Late on Thursday, a notification that Elizabeth Traugott and I have been provided a summer intern for our project on “Linguistics in the Comics”; I posted our proposal here last month. Buoyed by this news, I talked enthusiastically about the project with the staff at Three Seasons, where I was having dinner. That got me into giving examples of cartoons illustrating some of the topics we are exploring (language play of various kinds, social dialects, errors, new and spreading usages; the conventions of the comics; the narrative structure of comics).
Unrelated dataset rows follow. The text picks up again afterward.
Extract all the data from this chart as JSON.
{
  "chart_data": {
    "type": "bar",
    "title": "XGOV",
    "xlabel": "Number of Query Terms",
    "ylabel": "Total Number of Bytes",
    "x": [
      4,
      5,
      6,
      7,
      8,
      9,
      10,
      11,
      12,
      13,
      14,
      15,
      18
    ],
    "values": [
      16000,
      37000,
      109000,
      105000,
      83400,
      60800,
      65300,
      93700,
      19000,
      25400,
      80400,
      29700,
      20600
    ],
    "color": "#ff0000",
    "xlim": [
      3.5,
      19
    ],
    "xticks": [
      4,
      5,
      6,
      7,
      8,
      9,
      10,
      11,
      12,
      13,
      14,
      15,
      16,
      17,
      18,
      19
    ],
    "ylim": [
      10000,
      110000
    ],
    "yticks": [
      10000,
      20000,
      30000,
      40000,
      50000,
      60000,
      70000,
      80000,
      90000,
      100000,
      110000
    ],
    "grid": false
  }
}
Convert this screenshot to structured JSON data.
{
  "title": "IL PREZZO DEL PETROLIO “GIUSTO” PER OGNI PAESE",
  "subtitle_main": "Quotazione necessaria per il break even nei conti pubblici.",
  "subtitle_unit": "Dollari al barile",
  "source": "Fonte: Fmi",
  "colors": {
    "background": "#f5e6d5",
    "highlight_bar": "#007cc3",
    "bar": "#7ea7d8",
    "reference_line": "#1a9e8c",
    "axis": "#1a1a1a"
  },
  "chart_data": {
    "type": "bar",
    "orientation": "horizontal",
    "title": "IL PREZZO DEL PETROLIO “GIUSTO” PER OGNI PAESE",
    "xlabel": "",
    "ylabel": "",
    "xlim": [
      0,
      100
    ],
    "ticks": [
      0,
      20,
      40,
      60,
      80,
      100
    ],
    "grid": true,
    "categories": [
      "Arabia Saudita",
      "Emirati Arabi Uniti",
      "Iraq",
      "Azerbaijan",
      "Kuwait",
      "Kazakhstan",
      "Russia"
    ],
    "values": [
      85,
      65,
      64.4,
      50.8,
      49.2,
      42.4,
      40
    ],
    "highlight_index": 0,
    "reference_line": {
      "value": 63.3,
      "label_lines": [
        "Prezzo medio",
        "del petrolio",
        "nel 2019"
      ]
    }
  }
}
I happen to have brought the most recent issue (April 16th) of The New Yorker with me, so our conversation turned to the excellent cartoons in the magazine, and how varied they are, in both content and visual style. I noted the range of content and tone, from social commentary at one end to gag cartoons at the other, bringing up Bob Mankoff (the cartoon editor of the magazine) as one of the cartoonists who specializes in gags. I then looked at the issue and found that the second cartoon in it was by Mankoff:

The cartoon depends on all sorts of background knowledge: what scythes are, how Death, the Grim Reaper, is conventionally represented, etc. And, crucially, the story of Trayvon Martin in his black hoodie. This last factor makes the cartoon highly topical — but also likely to lose much of its punch as years go by and the story of Martin and Zimmerman recedes into history.